Ogni writer che si rispetti ha come primo obiettivo quello di celare la sua reale identità e per farlo spesso ricorre ad un tag riconoscitivo. Tra i maggiori esponenti della street-art rientra sicuramente Banksy, un artista inglese dietro la cui firma non si è mai saputo con certezza chi si celasse. Da tempo ormai circolano voci insistenti secondo le quali si tratterebbe nientepopodimeno che di Robert Del Naja, frontman dei Massive Attack. A tal proposito risale alla giornata di ieri l’ultimo indizio che rimanderebbe proprio a lui: il noto produttore musicale Goldie nel corso di una sua intervista si sarebbe riferito a Banksy utilizzando per errore il nome “Robert”. Altra benzina sul fuoco dunque, con il povero Del Naja che ancora resta silente. Ma ormai la notizia è già sulle maggiori testate internazionali, da Rolling Stone a Wired, passando per il Telegraph e la Bild.

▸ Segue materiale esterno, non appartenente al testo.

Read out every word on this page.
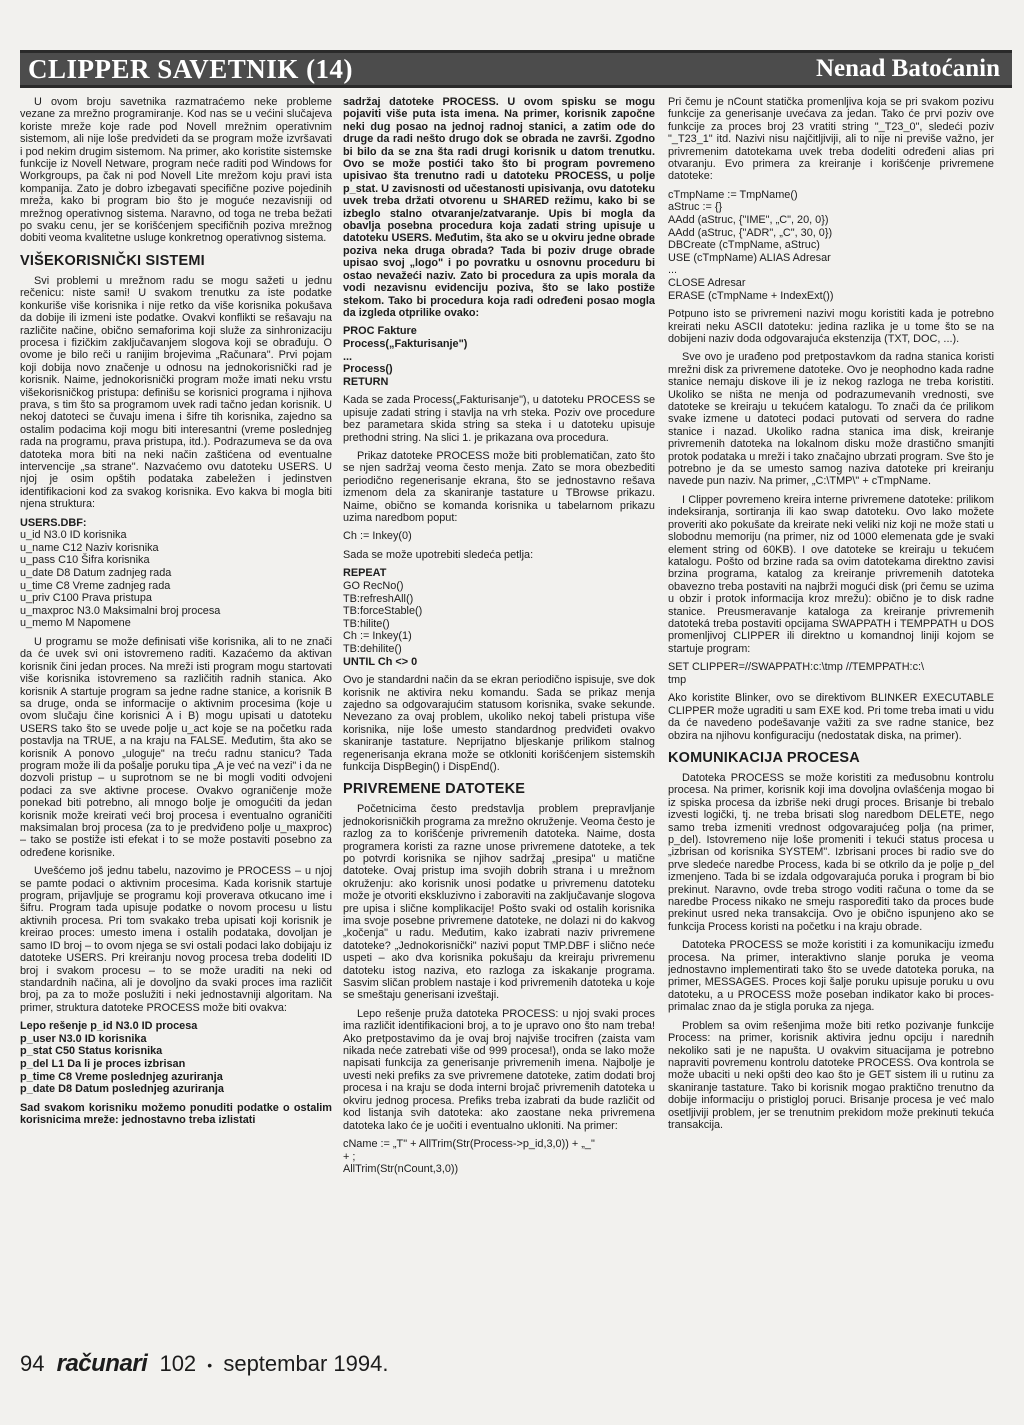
CLIPPER SAVETNIK (14)	Nenad Batoćanin

U ovom broju savetnika razmatraćemo neke probleme vezane za mrežno programiranje. Kod nas se u većini slučajeva koriste mreže koje rade pod Novell mrežnim operativnim sistemom, ali nije loše predvideti da se program može izvršavati i pod nekim drugim sistemom. Na primer, ako koristite sistemske funkcije iz Novell Netware, program neće raditi pod Windows for Workgroups, pa čak ni pod Novell Lite mrežom koju pravi ista kompanija. Zato je dobro izbegavati specifične pozive pojedinih mreža, kako bi program bio što je moguće nezavisniji od mrežnog operativnog sistema. Naravno, od toga ne treba bežati po svaku cenu, jer se korišćenjem specifičnih poziva mrežnog dobiti veoma kvalitetne usluge konkretnog operativnog sistema.

VIŠEKORISNIČKI SISTEMI

Svi problemi u mrežnom radu se mogu sažeti u jednu rečenicu: niste sami! U svakom trenutku za iste podatke konkuriše više korisnika i nije retko da više korisnika pokušava da dobije ili izmeni iste podatke. Ovakvi konflikti se rešavaju na različite načine, obično semaforima koji služe za sinhronizaciju procesa i fizičkim zaključavanjem slogova koji se obrađuju. O ovome je bilo reči u ranijim brojevima „Računara". Prvi pojam koji dobija novo značenje u odnosu na jednokorisnički rad je korisnik. Naime, jednokorisnički program može imati neku vrstu višekorisničkog pristupa: definišu se korisnici programa i njihova prava, s tim što sa programom uvek radi tačno jedan korisnik. U nekoj datoteci se čuvaju imena i šifre tih korisnika, zajedno sa ostalim podacima koji mogu biti interesantni (vreme poslednjeg rada na programu, prava pristupa, itd.). Podrazumeva se da ova datoteka mora biti na neki način zaštićena od eventualne intervencije „sa strane". Nazvaćemo ovu datoteku USERS. U njoj je osim opštih podataka zabeležen i jedinstven identifikacioni kod za svakog korisnika. Evo kakva bi mogla biti njena struktura:

USERS.DBF:
u_id N3.0 ID korisnika
u_name C12 Naziv korisnika
u_pass C10 Šifra korisnika
u_date D8 Datum zadnjeg rada
u_time C8 Vreme zadnjeg rada
u_priv C100 Prava pristupa
u_maxproc N3.0 Maksimalni broj procesa
u_memo M Napomene

U programu se može definisati više korisnika, ali to ne znači da će uvek svi oni istovremeno raditi. Kazaćemo da aktivan korisnik čini jedan proces. Na mreži isti program mogu startovati više korisnika istovremeno sa različitih radnih stanica. Ako korisnik A startuje program sa jedne radne stanice, a korisnik B sa druge, onda se informacije o aktivnim procesima (koje u ovom slučaju čine korisnici A i B) mogu upisati u datoteku USERS tako što se uvede polje u_act koje se na početku rada postavlja na TRUE, a na kraju na FALSE. Međutim, šta ako se korisnik A ponovo „uloguje" na treću radnu stanicu? Tada program može ili da pošalje poruku tipa „A je već na vezi" i da ne dozvoli pristup – u suprotnom se ne bi mogli voditi odvojeni podaci za sve aktivne procese. Ovakvo ograničenje može ponekad biti potrebno, ali mnogo bolje je omogućiti da jedan korisnik može kreirati veći broj procesa i eventualno ograničiti maksimalan broj procesa (za to je predviđeno polje u_maxproc) – tako se postiže isti efekat i to se može postaviti posebno za određene korisnike.

Uvešćemo još jednu tabelu, nazovimo je PROCESS – u njoj se pamte podaci o aktivnim procesima. Kada korisnik startuje program, prijavljuje se programu koji proverava otkucano ime i šifru. Program tada upisuje podatke o novom procesu u listu aktivnih procesa. Pri tom svakako treba upisati koji korisnik je kreirao proces: umesto imena i ostalih podataka, dovoljan je samo ID broj – to ovom njega se svi ostali podaci lako dobijaju iz datoteke USERS. Pri kreiranju novog procesa treba dodeliti ID broj i svakom procesu – to se može uraditi na neki od standardnih načina, ali je dovoljno da svaki proces ima različit broj, pa za to može poslužiti i neki jednostavniji algoritam. Na primer, struktura datoteke PROCESS može biti ovakva:

Lepo rešenje p_id N3.0 ID procesa
p_user N3.0 ID korisnika
p_stat C50 Status korisnika
p_del L1 Da li je proces izbrisan
p_time C8 Vreme poslednjeg azuriranja
p_date D8 Datum poslednjeg azuriranja

Sad svakom korisniku možemo ponuditi podatke o ostalim korisnicima mreže: jednostavno treba izlistati

sadržaj datoteke PROCESS. U ovom spisku se mogu pojaviti više puta ista imena. Na primer, korisnik započne neki dug posao na jednoj radnoj stanici, a zatim ode do druge da radi nešto drugo dok se obrada ne završi. Zgodno bi bilo da se zna šta radi drugi korisnik u datom trenutku. Ovo se može postići tako što bi program povremeno upisivao šta trenutno radi u datoteku PROCESS, u polje p_stat. U zavisnosti od učestanosti upisivanja, ovu datoteku uvek treba držati otvorenu u SHARED režimu, kako bi se izbeglo stalno otvaranje/zatvaranje. Upis bi mogla da obavlja posebna procedura koja zadati string upisuje u datoteku USERS. Međutim, šta ako se u okviru jedne obrade poziva neka druga obrada? Tada bi poziv druge obrade upisao svoj „logo" i po povratku u osnovnu proceduru bi ostao nevažeći naziv. Zato bi procedura za upis morala da vodi nezavisnu evidenciju poziva, što se lako postiže stekom. Tako bi procedura koja radi određeni posao mogla da izgleda otprilike ovako:

PROC Fakture
Process(„Fakturisanje")
...
Process()
RETURN

Kada se zada Process(„Fakturisanje"), u datoteku PROCESS se upisuje zadati string i stavlja na vrh steka. Poziv ove procedure bez parametara skida string sa steka i u datoteku upisuje prethodni string. Na slici 1. je prikazana ova procedura.

Prikaz datoteke PROCESS može biti problematičan, zato što se njen sadržaj veoma često menja. Zato se mora obezbediti periodično regenerisanje ekrana, što se jednostavno rešava izmenom dela za skaniranje tastature u TBrowse prikazu. Naime, obično se komanda korisnika u tabelarnom prikazu uzima naredbom poput:

Ch := Inkey(0)

Sada se može upotrebiti sledeća petlja:

REPEAT
GO RecNo()
TB:refreshAll()
TB:forceStable()
TB:hilite()
Ch := Inkey(1)
TB:dehilite()
UNTIL Ch <> 0

Ovo je standardni način da se ekran periodično ispisuje, sve dok korisnik ne aktivira neku komandu. Sada se prikaz menja zajedno sa odgovarajućim statusom korisnika, svake sekunde. Nevezano za ovaj problem, ukoliko nekoj tabeli pristupa više korisnika, nije loše umesto standardnog predviđeti ovakvo skaniranje tastature. Neprijatno bljeskanje prilikom stalnog regenerisanja ekrana može se otkloniti korišćenjem sistemskih funkcija DispBegin() i DispEnd().

PRIVREMENE DATOTEKE

Početnicima često predstavlja problem prepravljanje jednokorisničkih programa za mrežno okruženje. Veoma često je razlog za to korišćenje privremenih datoteka. Naime, dosta programera koristi za razne unose privremene datoteke, a tek po potvrdi korisnika se njihov sadržaj „presipa" u matične datoteke. Ovaj pristup ima svojih dobrih strana i u mrežnom okruženju: ako korisnik unosi podatke u privremenu datoteku može je otvoriti ekskluzivno i zaboraviti na zaključavanje slogova pre upisa i slične komplikacije! Pošto svaki od ostalih korisnika ima svoje posebne privremene datoteke, ne dolazi ni do kakvog „kočenja" u radu. Međutim, kako izabrati naziv privremene datoteke? „Jednokorisnički" nazivi poput TMP.DBF i slično neće uspeti – ako dva korisnika pokušaju da kreiraju privremenu datoteku istog naziva, eto razloga za iskakanje programa. Sasvim sličan problem nastaje i kod privremenih datoteka u koje se smeštaju generisani izveštaji.

Lepo rešenje pruža datoteka PROCESS: u njoj svaki proces ima različit identifikacioni broj, a to je upravo ono što nam treba! Ako pretpostavimo da je ovaj broj najviše trocifren (zaista vam nikada neće zatrebati više od 999 procesa!), onda se lako može napisati funkcija za generisanje privremenih imena. Najbolje je uvesti neki prefiks za sve privremene datoteke, zatim dodati broj procesa i na kraju se doda interni brojač privremenih datoteka u okviru jednog procesa. Prefiks treba izabrati da bude različit od kod listanja svih datoteka: ako zaostane neka privremena datoteka lako će je uočiti i eventualno ukloniti. Na primer:

cName := „T" + AllTrim(Str(Process->p_id,3,0)) + „_"
+ ;
AllTrim(Str(nCount,3,0))

Pri čemu je nCount statička promenljiva koja se pri svakom pozivu funkcije za generisanje uvećava za jedan. Tako će prvi poziv ove funkcije za proces broj 23 vratiti string "_T23_0", sledeći poziv "_T23_1" itd. Nazivi nisu najčitljiviji, ali to nije ni previše važno, jer privremenim datotekama uvek treba dodeliti određeni alias pri otvaranju. Evo primera za kreiranje i korišćenje privremene datoteke:

cTmpName := TmpName()
aStruc := {}
AAdd (aStruc, {"IME", „C", 20, 0})
AAdd (aStruc, {"ADR", „C", 30, 0})
DBCreate (cTmpName, aStruc)
USE (cTmpName) ALIAS Adresar
...
CLOSE Adresar
ERASE (cTmpName + IndexExt())

Potpuno isto se privremeni nazivi mogu koristiti kada je potrebno kreirati neku ASCII datoteku: jedina razlika je u tome što se na dobijeni naziv doda odgovarajuća ekstenzija (TXT, DOC, ...).

Sve ovo je urađeno pod pretpostavkom da radna stanica koristi mrežni disk za privremene datoteke. Ovo je neophodno kada radne stanice nemaju diskove ili je iz nekog razloga ne treba koristiti. Ukoliko se ništa ne menja od podrazumevanih vrednosti, sve datoteke se kreiraju u tekućem katalogu. To znači da će prilikom svake izmene u datoteci podaci putovati od servera do radne stanice i nazad. Ukoliko radna stanica ima disk, kreiranje privremenih datoteka na lokalnom disku može drastično smanjiti protok podataka u mreži i tako značajno ubrzati program. Sve što je potrebno je da se umesto samog naziva datoteke pri kreiranju navede pun naziv. Na primer, „C:\TMP\" + cTmpName.

I Clipper povremeno kreira interne privremene datoteke: prilikom indeksiranja, sortiranja ili kao swap datoteku. Ovo lako možete proveriti ako pokušate da kreirate neki veliki niz koji ne može stati u slobodnu memoriju (na primer, niz od 1000 elemenata gde je svaki element string od 60KB). I ove datoteke se kreiraju u tekućem katalogu. Pošto od brzine rada sa ovim datotekama direktno zavisi brzina programa, katalog za kreiranje privremenih datoteka obavezno treba postaviti na najbrži mogući disk (pri čemu se uzima u obzir i protok informacija kroz mrežu): obično je to disk radne stanice. Preusmeravanje kataloga za kreiranje privremenih datoteká treba postaviti opcijama SWAPPATH i TEMPPATH u DOS promenljivoj CLIPPER ili direktno u komandnoj liniji kojom se startuje program:

SET CLIPPER=//SWAPPATH:c:\tmp //TEMPPATH:c:\
tmp

Ako koristite Blinker, ovo se direktivom BLINKER EXECUTABLE CLIPPER može ugraditi u sam EXE kod. Pri tome treba imati u vidu da će navedeno podešavanje važiti za sve radne stanice, bez obzira na njihovu konfiguraciju (nedostatak diska, na primer).

KOMUNIKACIJA PROCESA

Datoteka PROCESS se može koristiti za međusobnu kontrolu procesa. Na primer, korisnik koji ima dovoljna ovlašćenja mogao bi iz spiska procesa da izbriše neki drugi proces. Brisanje bi trebalo izvesti logički, tj. ne treba brisati slog naredbom DELETE, nego samo treba izmeniti vrednost odgovarajućeg polja (na primer, p_del). Istovremeno nije loše promeniti i tekući status procesa u „izbrisan od korisnika SYSTEM". Izbrisani proces bi radio sve do prve sledeće naredbe Process, kada bi se otkrilo da je polje p_del izmenjeno. Tada bi se izdala odgovarajuća poruka i program bi bio prekinut. Naravno, ovde treba strogo voditi računa o tome da se naredbe Process nikako ne smeju raspoređiti tako da proces bude prekinut usred neka transakcija. Ovo je obično ispunjeno ako se funkcija Process koristi na početku i na kraju obrade.

Datoteka PROCESS se može koristiti i za komunikaciju između procesa. Na primer, interaktivno slanje poruka je veoma jednostavno implementirati tako što se uvede datoteka poruka, na primer, MESSAGES. Proces koji šalje poruku upisuje poruku u ovu datoteku, a u PROCESS može poseban indikator kako bi proces-primalac znao da je stigla poruka za njega.

Problem sa ovim rešenjima može biti retko pozivanje funkcije Process: na primer, korisnik aktivira jednu opciju i narednih nekoliko sati je ne napušta. U ovakvim situacijama je potrebno napraviti povremenu kontrolu datoteke PROCESS. Ova kontrola se može ubaciti u neki opšti deo kao što je GET sistem ili u rutinu za skaniranje tastature. Tako bi korisnik mogao praktično trenutno da dobije informaciju o pristiglој poruci. Brisanje procesa je već malo osetljiviji problem, jer se trenutnim prekidom može prekinuti tekuća transakcija.

94 računari 102 • septembar 1994.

Ma siamo sicuri si tratti proprio di quel Robert? Io non ne sono molto convinto. Anzi: ho delle mie tesi al riguardo.

Non sono pochi i Robert al mondo in grado di condurre una doppia vita: alla luce del giorno magari indossano i panni dell’attore o dell’atleta o del musicista, mentre alla sera, celati da una semplice felpa e da un cappello, si trasformano in writer clandestini.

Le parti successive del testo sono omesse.